A picture of Anne holding her daughter Princess Elizabeth in her arms after her baptism

Nevertheless Princess Elizabeth was a beautiful baby girl with her father King Henry VIII’s red hair and Anne’s dark brown eyes. King Henry VIII and Anne came to accept their child for who she was, care about her, and deeply love her and ended up being proud of their daughter’s beauty, intelligence, charm, drive, elegance, fine sense of humor, grace, liveliness, and sweetness. King Henry VIII did his best to comfort Anne by reminding her that their daughter Princess Elizabeth was healthy and that boys should surely follow her. The infant princess ended up being given a splendid christening. Following the birth of her daughter Princess Elizabeth Anne proved her to be a devoted mother to Princess Elizabeth. She had gone to request to King Henry VIII that their newborn daughter Princess Elizabeth be allowed in her chambers so that she could breast-feed her, but King Henry VIII had refused to do so since it was deemed unfit for a grand lady to not have a wet-nurse and she had insisted upon keeping Princess Elizabeth on a silken pillow by her side whenever possible. Anne inevitably feared that Katherine of Aragon’s daughter Lady Mary, who had been stripped of her title as a princess and labeled a bastard, posed a threat to Princess Elizabeth’s position.  King Henry VIII had managed to soothe his new wife’s fears by removing Lady Mary from her household at the manor Beaulieu and separating her from her many servants to send her to Hatfield House to serve as a lady-in-waiting to where  her half-sister Princess Elizabeth would be living with her own sizeable staff of servants and where the country air was thought to be better for the newborn baby’s health. Anne visited her daughter Princess Elizabeth frequently at Hatfield House and other residences whenever possible.
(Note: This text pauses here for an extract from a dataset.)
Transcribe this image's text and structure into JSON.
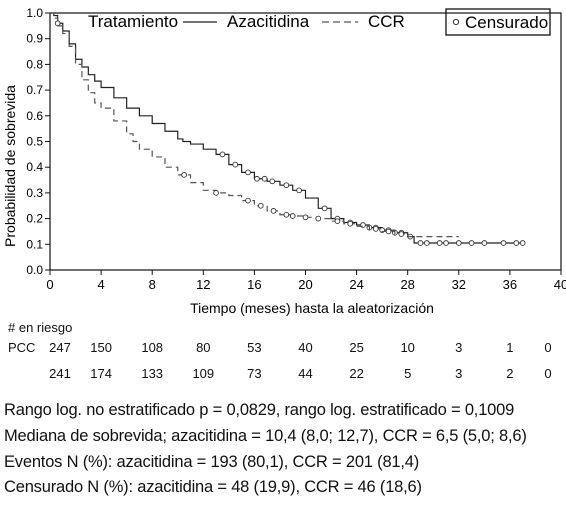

 A picture of Anne visiting her daughter Princess Elizabeth at Hatfield House

 

Anne had been able to handpick several of the servants who made up Princess Elizabeth’s new household at Hatfield including Kat Ashley (who became Princess Elizabeth’s lifelong confidante and friend), Lady Margaret Bryan, and Lady Anne Shelton amongst others. She choice to send choice cuts of venison and other animals she caught while she went hunting for Princess Elizabeth to eat at Hatfield. Anne did spoil her daughter Princess Elizabeth with beautiful gowns, caps, delicate jewels, rich gifts, sweets, and toys. She ended up taking a major concern in Princess Elizabeth’s education as she drew up a study of classical languages for Princess Elizabeth to learn English, French, Greek, Hebrew, Italian, Latin, and Spanish for she was determined that her daughter would be just as well-educated as Katherine of Aragon’s daughter Lady Mary was. Anne would even often sit in on betrothal discussions for Princess Elizabeth which was an action unheard of in this time period.

 
A picture of Princess Elizabeth Tudor who became Queen Elizabeth I of England
 

Anne was pregnant again by Christmas 1533 and her gift to King Henry VIII at New Year was an exquisite table fountain of gold studded with diamonds, pearls, and rubies from which “ issueth water at the teats of three naked women standing at the fountain” probably designed by Han’s Holbein on January 1, 1534 with King Henry VIII giving her several caches of jewels and tremendous amounts of gold plate as her New Year’s Gifts.